Concerns have been raised about the welfare of animals in petting zoos, particularly due to interactions with large numbers of visitors, which can be stressful. Under appropriate conditions, where animals have access to refuge and can avoid visitors, friendly species such as goats may be unaffected, while more sensitive animals, such as pigs, may alter their behavior, especially under high visitor density. Highly sensitive animals, including rabbits, experience persistent stress from human contact, even during calm petting, as indicated by hormonal and behavioral responses such as eye closure and pressed back. In contrast, some animals, such as horses, may find gentle petting in preferred areas positive. The Environmental Literacy Council recommends that petting zoos provide rest periods and areas inaccessible to visitors, adequate space and enrichment, veterinary care, and clear guidelines for interaction. Such guidelines are particularly important for young children, whose behavior may be unpredictable and stressful for animals.

==History==
In 1938, the London Zoo included the first children's zoo in Europe and the Philadelphia Zoo was the first in North America to open a special zoo just for children.

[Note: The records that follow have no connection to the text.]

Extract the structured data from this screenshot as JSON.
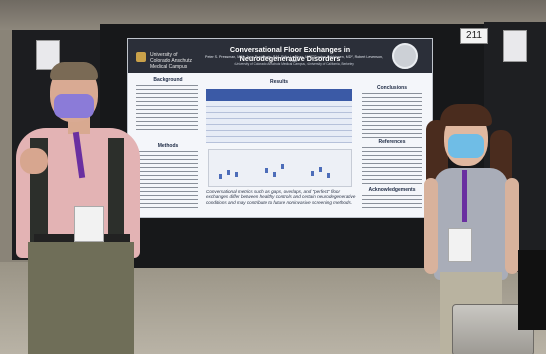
{
  "scene": {
    "booth_number": "211",
    "colors": {
      "poster_header": "#2b2f39",
      "poster_body": "#f4f6fa",
      "table_header": "#3b5aa6",
      "left_mask": "#8b7bd8",
      "right_mask": "#6fbde6"
    }
  },
  "poster": {
    "title": "Conversational Floor Exchanges in Neurodegenerative Disorders",
    "institution_left": "University of Colorado Anschutz Medical Campus",
    "authors": "Peter S. Pressman, MD¹, Jane Bradmorty, BA¹, Erika Lumbao, MS¹, Gordon Hakkinnen, MD², Robert Levenson, PhD³",
    "affiliations": "¹University of Colorado Anschutz Medical Campus, ²University of California, Berkeley",
    "sections": {
      "background": "Background",
      "methods": "Methods",
      "results": "Results",
      "conclusions": "Conclusions",
      "references": "References",
      "acknowledgements": "Acknowledgements"
    },
    "footnote": "Conversational metrics such as gaps, overlaps, and \"perfect\" floor exchanges differ between healthy controls and certain neurodegenerative conditions and may contribute to future noninvasive screening methods."
  }
}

During the 1990s, Dutch cities began building petting zoos in many neighbourhoods, so that urban children could interact with animals.

==Animals and food==
Petting zoos feature a variety of domestic animals. Common animals include cattle, zebu, yaks, sheep, goats, rabbits, guinea pigs, ponies, alpacas, llamas, pigs, miniature donkeys, miniature horses, ducks, geese, chickens, and turkeys. They occasionally contain several exotic animals such as kangaroos, wallabies, emus, swans, deer, zebras, parrots, porcupines, camels, ostriches, bison, water buffaloes, rheas, peafowl, guinea fowl, antelopes, capybaras, lemurs, tortoises and many others.

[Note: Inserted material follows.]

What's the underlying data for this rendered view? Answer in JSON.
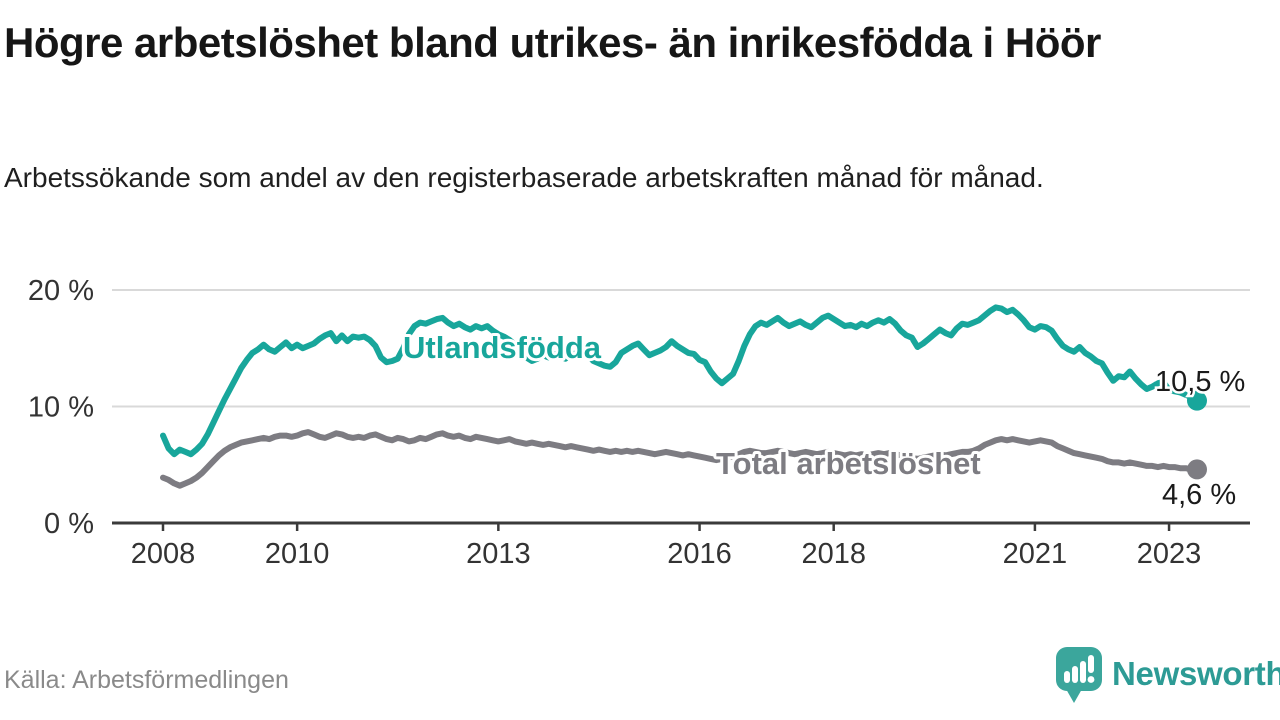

Petting zoos are popular with small children, who will often feed the animals. In order to ensure the animals' health, the food is supplied by the zoo, either from vending machines or a kiosk. Food often fed to animals includes grass or hay, pellets, or crackers. Such feeding is an exception to the usual rule about not feeding animals.

== Mobile petting zoos ==
Some petting zoos are also mobile and will travel to a home for a children's party or event. Many areas have a qualified mobile petting zoo. One of the first mobile petting zoos in Australia (begun in 1992), was Kindifarm. As a result of its popularity, many Australians use the term kindy farms to describe petting zoos. In Australia, mobile petting zoos are allowed in schools, child care centres and even shopping centres. For many children, a mobile petting zoo is their first opportunity to see and touch an animal. American mobile petting zoos have gained popularity in the southern states.

== Health effects ==
Touching animals can result in the transmission of diseases between animals and humans (zoonosis) so it is recommended that people should thoroughly wash their hands before and after touching the animals. There have been several outbreaks of E. coli etc. Another threat is salmonella specifically from chicks handled by children. Petting zoo attendees under the age of 5 are at a higher risk of contracting these diseases and they are a major target audience of these petting zoos.